01Does the Stark Law apply to Medicaid patients or only Medicare?
Both. Section 1903(s) of the Social Security Act extends the Stark Law's referral prohibition to the Medicaid program, not just Medicare.
02What are the penalties for a Stark Law violation?
Civil monetary penalties up to $15,000 per improperly referred service, up to $100,000 per circumvention scheme, possible repayment of all related claims with interest, and exclusion from Medicare and Medicaid. There is no criminal penalty under Stark itself, but False Claims Act exposure can attach to the same conduct.
03Is the Stark Law violated only if the physician intended to self-refer improperly?
No. Stark is a strict-liability statute—intent is irrelevant. If a prohibited referral occurred and no exception was fully satisfied at the time, a violation exists regardless of good faith.
04How does an orthopedic group invest in an imaging center without triggering Stark?
The arrangement must qualify under a statutory or regulatory exception before any referrals are made. Common candidates include the in-office ancillary services exception (if imaging is furnished within the group's own practice), the publicly traded securities exception, or, for rural areas, the rural provider exception. Each exception has specific and non-waivable requirements; legal counsel should confirm full compliance before the first referral.
05What is the CMS Self-Referral Disclosure Protocol (SRDP)?
The SRDP is the official CMS mechanism for voluntarily disclosing actual or potential Stark Law violations. Using it can result in a reduced settlement amount. It is distinct from the OIG voluntary disclosure protocol, which is used for Anti-Kickback Statute and other fraud issues—submitting a Stark disclosure to the wrong protocol is itself a compliance error.
06How does CMS define which services are 'designated health services' subject to Stark?

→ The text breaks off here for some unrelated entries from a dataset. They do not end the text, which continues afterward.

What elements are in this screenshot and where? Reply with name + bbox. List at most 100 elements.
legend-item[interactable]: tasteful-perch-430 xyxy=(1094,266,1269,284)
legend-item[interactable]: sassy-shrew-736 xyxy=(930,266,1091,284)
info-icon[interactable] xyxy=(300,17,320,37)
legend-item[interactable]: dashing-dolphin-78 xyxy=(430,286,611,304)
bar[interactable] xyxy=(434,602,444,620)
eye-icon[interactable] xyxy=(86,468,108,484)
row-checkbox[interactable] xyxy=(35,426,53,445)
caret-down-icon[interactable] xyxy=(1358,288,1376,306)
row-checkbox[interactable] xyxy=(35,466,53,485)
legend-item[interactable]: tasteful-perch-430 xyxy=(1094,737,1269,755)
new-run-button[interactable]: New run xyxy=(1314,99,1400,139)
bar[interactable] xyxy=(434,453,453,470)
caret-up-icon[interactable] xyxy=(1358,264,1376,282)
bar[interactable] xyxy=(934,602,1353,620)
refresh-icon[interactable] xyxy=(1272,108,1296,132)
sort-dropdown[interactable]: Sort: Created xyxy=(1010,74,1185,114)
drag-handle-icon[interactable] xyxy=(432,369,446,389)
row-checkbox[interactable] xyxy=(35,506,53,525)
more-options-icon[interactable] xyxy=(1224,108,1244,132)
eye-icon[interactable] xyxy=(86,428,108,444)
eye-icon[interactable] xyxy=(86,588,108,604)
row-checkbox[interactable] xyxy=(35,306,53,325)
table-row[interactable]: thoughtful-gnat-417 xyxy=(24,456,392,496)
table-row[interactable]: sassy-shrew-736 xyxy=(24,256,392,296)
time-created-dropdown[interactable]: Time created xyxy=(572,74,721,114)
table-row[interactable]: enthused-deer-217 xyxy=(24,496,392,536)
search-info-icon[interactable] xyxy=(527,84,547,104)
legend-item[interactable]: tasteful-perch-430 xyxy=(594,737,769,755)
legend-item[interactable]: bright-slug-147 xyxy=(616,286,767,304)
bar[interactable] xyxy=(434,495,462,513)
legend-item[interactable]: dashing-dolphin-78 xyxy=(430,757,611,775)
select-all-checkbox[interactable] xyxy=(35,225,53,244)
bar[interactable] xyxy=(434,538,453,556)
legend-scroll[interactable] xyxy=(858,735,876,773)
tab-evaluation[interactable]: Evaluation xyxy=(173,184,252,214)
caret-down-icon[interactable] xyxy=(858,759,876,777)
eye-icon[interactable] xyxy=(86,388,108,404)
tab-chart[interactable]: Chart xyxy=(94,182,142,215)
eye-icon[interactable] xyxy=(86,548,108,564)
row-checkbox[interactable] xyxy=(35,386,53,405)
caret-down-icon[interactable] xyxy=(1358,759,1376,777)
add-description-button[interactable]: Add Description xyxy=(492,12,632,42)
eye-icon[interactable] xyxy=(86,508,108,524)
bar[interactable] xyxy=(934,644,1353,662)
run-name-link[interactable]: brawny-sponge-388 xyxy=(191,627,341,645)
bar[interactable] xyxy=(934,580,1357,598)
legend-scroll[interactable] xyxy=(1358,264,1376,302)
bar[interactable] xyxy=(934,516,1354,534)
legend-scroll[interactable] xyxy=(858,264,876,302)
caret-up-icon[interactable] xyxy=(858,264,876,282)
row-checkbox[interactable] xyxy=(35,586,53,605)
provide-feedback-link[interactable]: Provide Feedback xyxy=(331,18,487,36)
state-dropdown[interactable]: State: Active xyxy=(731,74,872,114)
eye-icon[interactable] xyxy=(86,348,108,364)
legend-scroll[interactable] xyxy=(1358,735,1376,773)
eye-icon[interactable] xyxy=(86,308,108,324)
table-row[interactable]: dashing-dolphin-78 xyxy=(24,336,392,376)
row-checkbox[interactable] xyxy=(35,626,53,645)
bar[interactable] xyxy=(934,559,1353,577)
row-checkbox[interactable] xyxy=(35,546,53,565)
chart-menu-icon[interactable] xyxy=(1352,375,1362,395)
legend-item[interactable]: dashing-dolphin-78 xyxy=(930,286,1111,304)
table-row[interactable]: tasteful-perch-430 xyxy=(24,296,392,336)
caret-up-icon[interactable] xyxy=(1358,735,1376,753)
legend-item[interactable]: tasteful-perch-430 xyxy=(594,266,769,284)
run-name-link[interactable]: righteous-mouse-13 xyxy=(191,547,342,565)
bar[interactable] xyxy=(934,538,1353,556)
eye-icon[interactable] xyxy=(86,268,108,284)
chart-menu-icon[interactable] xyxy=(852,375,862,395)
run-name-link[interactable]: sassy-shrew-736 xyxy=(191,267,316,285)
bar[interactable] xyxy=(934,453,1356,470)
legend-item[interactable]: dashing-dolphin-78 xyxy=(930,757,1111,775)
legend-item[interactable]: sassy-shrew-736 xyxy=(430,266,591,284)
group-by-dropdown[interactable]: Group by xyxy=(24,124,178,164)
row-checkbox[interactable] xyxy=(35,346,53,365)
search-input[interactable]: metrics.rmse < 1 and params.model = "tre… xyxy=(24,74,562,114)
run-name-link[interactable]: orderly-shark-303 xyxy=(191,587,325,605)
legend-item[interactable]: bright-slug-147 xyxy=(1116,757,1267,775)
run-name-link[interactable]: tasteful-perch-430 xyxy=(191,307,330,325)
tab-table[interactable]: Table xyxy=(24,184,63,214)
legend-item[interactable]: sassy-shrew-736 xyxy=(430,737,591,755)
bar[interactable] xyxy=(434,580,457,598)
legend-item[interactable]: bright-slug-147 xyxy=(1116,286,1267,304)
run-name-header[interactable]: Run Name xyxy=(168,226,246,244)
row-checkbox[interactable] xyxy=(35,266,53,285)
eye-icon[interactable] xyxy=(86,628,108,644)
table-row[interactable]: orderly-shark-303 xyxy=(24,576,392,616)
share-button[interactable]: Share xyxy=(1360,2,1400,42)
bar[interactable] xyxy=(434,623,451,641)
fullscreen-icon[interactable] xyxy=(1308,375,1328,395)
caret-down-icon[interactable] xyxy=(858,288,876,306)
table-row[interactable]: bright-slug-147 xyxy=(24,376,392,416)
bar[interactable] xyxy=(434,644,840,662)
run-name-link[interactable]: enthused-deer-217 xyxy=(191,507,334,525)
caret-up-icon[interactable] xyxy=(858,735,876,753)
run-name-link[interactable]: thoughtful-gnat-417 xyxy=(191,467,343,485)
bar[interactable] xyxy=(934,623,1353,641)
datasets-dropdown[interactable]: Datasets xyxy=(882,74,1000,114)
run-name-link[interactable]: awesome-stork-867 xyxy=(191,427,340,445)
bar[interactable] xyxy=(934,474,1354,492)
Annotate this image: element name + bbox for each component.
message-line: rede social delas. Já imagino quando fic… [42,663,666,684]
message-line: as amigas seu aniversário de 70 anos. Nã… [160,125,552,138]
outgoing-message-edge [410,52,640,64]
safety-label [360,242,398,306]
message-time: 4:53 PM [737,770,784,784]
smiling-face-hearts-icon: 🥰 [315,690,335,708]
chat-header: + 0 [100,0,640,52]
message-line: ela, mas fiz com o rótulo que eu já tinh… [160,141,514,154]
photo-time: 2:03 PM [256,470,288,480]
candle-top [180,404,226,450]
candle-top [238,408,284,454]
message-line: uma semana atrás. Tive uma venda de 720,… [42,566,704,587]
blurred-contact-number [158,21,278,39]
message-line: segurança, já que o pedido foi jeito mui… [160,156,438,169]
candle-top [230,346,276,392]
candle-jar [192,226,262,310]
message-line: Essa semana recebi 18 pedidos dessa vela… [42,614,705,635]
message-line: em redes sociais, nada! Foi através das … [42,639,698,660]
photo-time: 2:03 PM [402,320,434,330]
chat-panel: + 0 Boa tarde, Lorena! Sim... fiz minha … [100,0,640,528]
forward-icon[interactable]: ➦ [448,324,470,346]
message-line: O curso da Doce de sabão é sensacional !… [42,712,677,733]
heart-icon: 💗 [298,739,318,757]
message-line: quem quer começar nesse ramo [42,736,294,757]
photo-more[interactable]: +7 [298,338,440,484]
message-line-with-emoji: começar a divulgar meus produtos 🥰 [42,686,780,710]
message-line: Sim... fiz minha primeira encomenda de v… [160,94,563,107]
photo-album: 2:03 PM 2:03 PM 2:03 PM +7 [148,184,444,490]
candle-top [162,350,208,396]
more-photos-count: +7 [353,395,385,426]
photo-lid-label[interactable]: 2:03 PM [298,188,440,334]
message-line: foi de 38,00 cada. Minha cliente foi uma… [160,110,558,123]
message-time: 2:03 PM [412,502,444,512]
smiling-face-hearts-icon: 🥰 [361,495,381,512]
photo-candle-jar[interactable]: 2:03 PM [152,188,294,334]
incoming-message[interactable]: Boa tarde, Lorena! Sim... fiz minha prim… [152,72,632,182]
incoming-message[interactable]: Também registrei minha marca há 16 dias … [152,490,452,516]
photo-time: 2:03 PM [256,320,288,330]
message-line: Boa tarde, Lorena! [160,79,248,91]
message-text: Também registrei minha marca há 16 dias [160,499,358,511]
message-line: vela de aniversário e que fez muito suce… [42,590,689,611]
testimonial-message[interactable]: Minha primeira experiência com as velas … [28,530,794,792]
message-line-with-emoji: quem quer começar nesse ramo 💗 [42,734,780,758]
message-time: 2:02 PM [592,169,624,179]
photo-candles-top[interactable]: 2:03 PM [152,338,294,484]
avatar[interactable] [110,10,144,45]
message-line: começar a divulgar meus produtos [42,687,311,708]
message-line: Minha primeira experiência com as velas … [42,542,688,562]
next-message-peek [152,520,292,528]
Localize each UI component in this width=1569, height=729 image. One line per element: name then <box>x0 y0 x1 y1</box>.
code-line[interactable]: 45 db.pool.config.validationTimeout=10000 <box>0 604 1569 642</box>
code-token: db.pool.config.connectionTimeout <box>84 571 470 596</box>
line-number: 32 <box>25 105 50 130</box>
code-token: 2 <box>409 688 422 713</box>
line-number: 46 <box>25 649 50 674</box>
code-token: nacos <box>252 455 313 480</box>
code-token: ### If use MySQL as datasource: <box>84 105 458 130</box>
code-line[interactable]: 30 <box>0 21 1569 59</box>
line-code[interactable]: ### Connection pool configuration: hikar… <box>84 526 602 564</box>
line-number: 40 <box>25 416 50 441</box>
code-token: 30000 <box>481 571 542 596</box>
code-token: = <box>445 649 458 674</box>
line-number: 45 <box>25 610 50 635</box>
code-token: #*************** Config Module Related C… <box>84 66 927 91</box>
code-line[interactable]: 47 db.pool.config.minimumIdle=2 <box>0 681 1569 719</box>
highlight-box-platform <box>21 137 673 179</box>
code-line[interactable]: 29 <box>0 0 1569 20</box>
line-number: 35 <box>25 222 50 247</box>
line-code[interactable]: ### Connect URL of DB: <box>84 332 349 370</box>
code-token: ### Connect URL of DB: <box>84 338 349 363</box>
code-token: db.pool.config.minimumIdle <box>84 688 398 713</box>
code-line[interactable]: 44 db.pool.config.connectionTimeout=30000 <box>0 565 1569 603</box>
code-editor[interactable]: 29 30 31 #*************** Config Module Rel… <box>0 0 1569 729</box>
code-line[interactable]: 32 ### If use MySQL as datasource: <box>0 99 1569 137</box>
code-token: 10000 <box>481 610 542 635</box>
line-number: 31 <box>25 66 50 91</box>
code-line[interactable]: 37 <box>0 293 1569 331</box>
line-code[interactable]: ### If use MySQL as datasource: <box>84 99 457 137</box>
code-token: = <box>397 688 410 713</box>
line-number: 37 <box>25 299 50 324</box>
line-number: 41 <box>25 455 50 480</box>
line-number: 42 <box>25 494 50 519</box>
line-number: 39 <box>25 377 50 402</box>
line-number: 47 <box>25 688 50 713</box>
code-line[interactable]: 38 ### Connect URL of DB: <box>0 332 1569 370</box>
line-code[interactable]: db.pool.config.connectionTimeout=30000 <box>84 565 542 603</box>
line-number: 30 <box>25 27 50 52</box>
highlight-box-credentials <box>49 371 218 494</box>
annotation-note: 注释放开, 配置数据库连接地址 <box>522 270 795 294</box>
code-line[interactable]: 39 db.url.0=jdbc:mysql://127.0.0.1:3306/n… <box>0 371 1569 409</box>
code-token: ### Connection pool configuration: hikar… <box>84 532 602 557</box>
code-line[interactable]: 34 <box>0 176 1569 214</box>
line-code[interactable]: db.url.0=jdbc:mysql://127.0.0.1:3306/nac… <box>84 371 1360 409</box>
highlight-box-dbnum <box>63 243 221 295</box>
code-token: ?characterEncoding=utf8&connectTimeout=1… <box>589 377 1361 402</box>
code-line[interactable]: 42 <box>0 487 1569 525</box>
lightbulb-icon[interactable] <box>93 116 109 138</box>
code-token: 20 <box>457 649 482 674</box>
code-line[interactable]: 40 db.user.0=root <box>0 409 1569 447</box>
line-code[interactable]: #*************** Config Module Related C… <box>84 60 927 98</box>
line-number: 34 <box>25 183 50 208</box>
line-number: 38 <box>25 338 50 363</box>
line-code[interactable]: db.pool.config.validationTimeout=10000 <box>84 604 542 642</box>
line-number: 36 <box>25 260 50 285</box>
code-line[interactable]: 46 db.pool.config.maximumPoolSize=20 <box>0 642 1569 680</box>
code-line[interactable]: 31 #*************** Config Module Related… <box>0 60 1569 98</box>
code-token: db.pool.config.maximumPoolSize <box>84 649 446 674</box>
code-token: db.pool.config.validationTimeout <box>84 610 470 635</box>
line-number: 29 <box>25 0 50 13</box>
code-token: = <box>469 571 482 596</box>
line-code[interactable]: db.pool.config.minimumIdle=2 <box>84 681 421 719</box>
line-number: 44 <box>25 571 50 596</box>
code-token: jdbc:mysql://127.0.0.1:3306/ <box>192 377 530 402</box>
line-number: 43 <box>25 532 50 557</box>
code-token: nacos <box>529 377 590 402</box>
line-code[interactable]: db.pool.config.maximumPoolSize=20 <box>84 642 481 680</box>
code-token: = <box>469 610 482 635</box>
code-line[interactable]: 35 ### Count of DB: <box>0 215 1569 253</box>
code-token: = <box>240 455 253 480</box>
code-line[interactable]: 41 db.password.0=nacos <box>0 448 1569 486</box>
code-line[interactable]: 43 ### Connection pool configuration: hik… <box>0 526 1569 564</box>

CMS publishes an annual list of CPT and HCPCS codes mapping to the DHS categories defined in the statute. Beginning January 1, 2023, this Code List is published exclusively on the CMS website and must be checked each calendar year because codes can be added, removed, or reassigned.
07Does the 2020 MCR final rule change anything for orthopedic practices participating in value-based models?
Yes. The December 2020 rule created three new exceptions for compensation arrangements that qualify as 'value-based arrangements,' which can provide flexibility for orthopedic practices in ACOs, bundled payment programs, or similar risk-sharing models—provided all qualifying criteria under 42 C.F.R. §411.357 are met.

Mira AI Scribe

Mira does not generate or modify clinical referral orders, but the Stark Law creates direct documentation triggers that the AI scribe layer should flag. **Flag for compliance review when a note contains:** - A referral for imaging (MRI, CT, X-ray), physical therapy, occupational therapy, DME (braces, crutches, TENS units), or outpatient hospital services where the rendering entity is identified in the note or order. - Any language suggesting an ownership, investment, or compensation relationship between the referring provider and the receiving entity (e.g., 'our imaging center,' 'our PT clinic,' 'our ASC'). - A referral involving a provider whose name matches or closely resembles a documented immediate family member of the ordering physician. **Mira scribe behavior:** - Do NOT auto-populate the rendering entity on a DHS referral order without a compliance-cleared entity list. - When a DHS referral is documented, insert a structured compliance note prompt: 'Confirm this referral satisfies an applicable Stark exception before claim submission.' - Do NOT suggest or default to an affiliated entity for DHS ordering unless that entity appears on the practice's pre-approved Stark-compliant vendor list. - If the note documents a new investment or compensation arrangement with a DHS entity, flag for immediate compliance and legal review before any referrals are placed. Remember: Stark is strict liability. Documenting a referral is itself the triggering act; intent is not relevant to violation determination.